To make matters worse, as I opened my neuroanatomy book, I came to the sad conclusion that not only would I be studying alone tonight, but that I would most likely be alone for--at the bare minimum--the next couple months. You see, I had recently been entertaining the idea of dating someone, but over the weekend had come to the sad conclusion that I just don't have the time or energy to start something new right now. In two weeks we'll be taking our third week-long round of exams and, after making my to-do list, I realized that for the next three weeks I'm barely going to have enough time to average six hours of sleep per night, let alone fit in time to hang out with a guy. Plus, even after exams are over we'll only have one three-day weekend before we begin our fourth block. And I mean, even the most understanding guy would not likely be thrilled if I said to him, "Ok, so we can't see each other for the next three weeks. And really, I don't even have enough time to text or call. But three weeks from now we can maybe spend a day together but then I have to go back to seeing you maybe one night a week for another two months. But once summer rolls around we can totally see each other as often as you'd like except when I'm shadowing..." But the truth is, that's all I can really offer right now.

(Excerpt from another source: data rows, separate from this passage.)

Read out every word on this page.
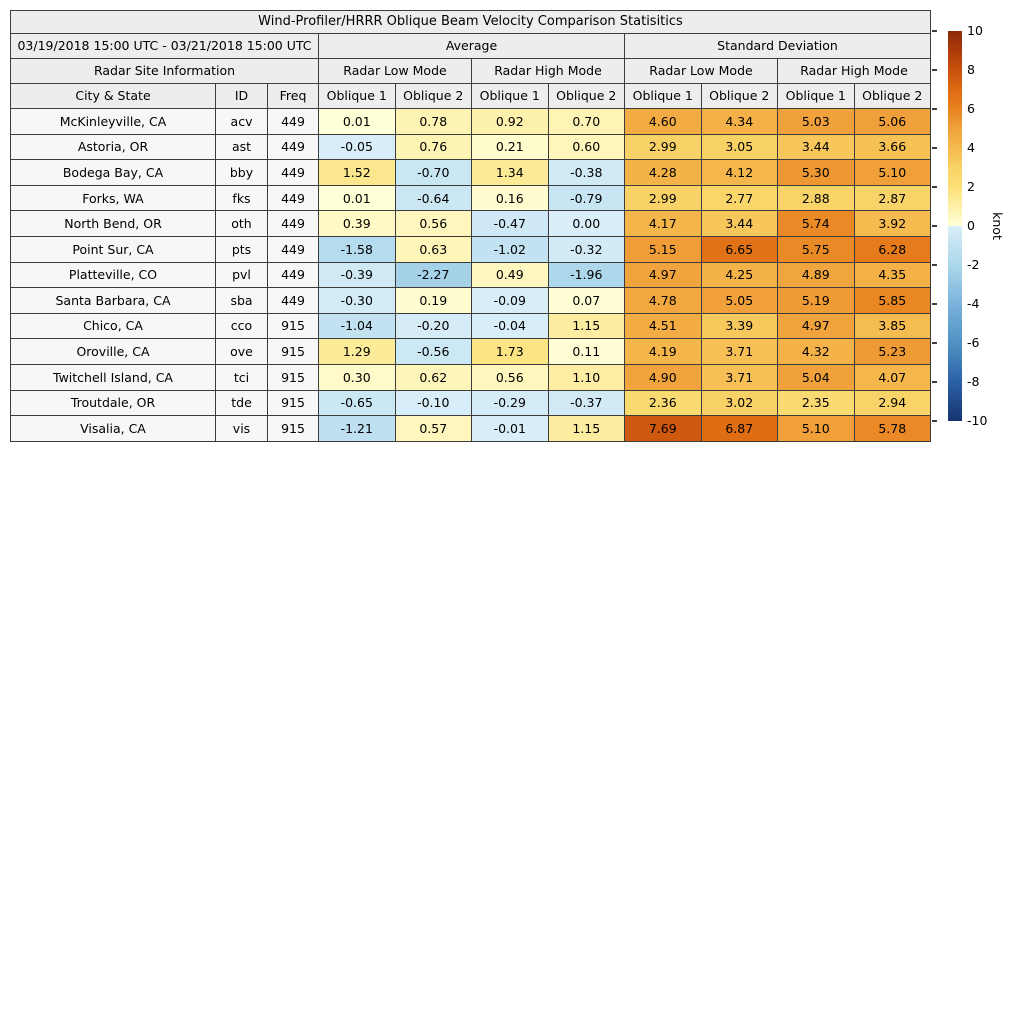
Wind-Profiler/HRRR Oblique Beam Velocity Comparison Statisitics										
03/19/2018 15:00 UTC - 03/21/2018 15:00 UTC			Average				Standard Deviation			
Radar Site Information			Radar Low Mode		Radar High Mode		Radar Low Mode		Radar High Mode	
City & State	ID	Freq	Oblique 1	Oblique 2	Oblique 1	Oblique 2	Oblique 1	Oblique 2	Oblique 1	Oblique 2
McKinleyville, CA	acv	449	0.01	0.78	0.92	0.70	4.60	4.34	5.03	5.06
Astoria, OR	ast	449	-0.05	0.76	0.21	0.60	2.99	3.05	3.44	3.66
Bodega Bay, CA	bby	449	1.52	-0.70	1.34	-0.38	4.28	4.12	5.30	5.10
Forks, WA	fks	449	0.01	-0.64	0.16	-0.79	2.99	2.77	2.88	2.87
North Bend, OR	oth	449	0.39	0.56	-0.47	0.00	4.17	3.44	5.74	3.92
Point Sur, CA	pts	449	-1.58	0.63	-1.02	-0.32	5.15	6.65	5.75	6.28
Platteville, CO	pvl	449	-0.39	-2.27	0.49	-1.96	4.97	4.25	4.89	4.35
Santa Barbara, CA	sba	449	-0.30	0.19	-0.09	0.07	4.78	5.05	5.19	5.85
Chico, CA	cco	915	-1.04	-0.20	-0.04	1.15	4.51	3.39	4.97	3.85
Oroville, CA	ove	915	1.29	-0.56	1.73	0.11	4.19	3.71	4.32	5.23
Twitchell Island, CA	tci	915	0.30	0.62	0.56	1.10	4.90	3.71	5.04	4.07
Troutdale, OR	tde	915	-0.65	-0.10	-0.29	-0.37	2.36	3.02	2.35	2.94
Visalia, CA	vis	915	-1.21	0.57	-0.01	1.15	7.69	6.87	5.10	5.78
knot
10
8
6
4
2
0
-2
-4
-6
-8
-10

And so, at this point in our story, I'm on the verge of tears and feeling incredibly lonely and am just about to add today to that ever-growing list of bad days I mentioned earlier. But then the thought occurred to me: Why does today have to be a bad day? Obviously there are a lot of reasons I could label it as a bad day (such as all the ones I mentioned so far), but really, I'm in medical school at the university that I know--beyond a shadow of a doubt--is the perfect fit for me. I have an amazing group of friends. Despite all of the things I now know of that can go wrong with a body, I'm healthy. And, yes, I may be single, but, on the bright side, that means I really don't have any drama in my life and, when I find myself with free time, I can use it to care for myself and do things like exercising or making myself a nice dinner.

And, so, in conclusion, I have decided that today is going to go on the list of good days. After all, even though I might sometimes say I'd like to be somewhere else (like on a beach in the French Riviera), the truth is I'm right where I want/need to be. And, in all honesty, I would most likely be miserable if I were out of school and leading a life of leisure--I'm too much of a workaholic to be satisfied with something like that for very long. And so I'm off to study and maybe if I really focus well I'll work out later and make myself a nice dinner.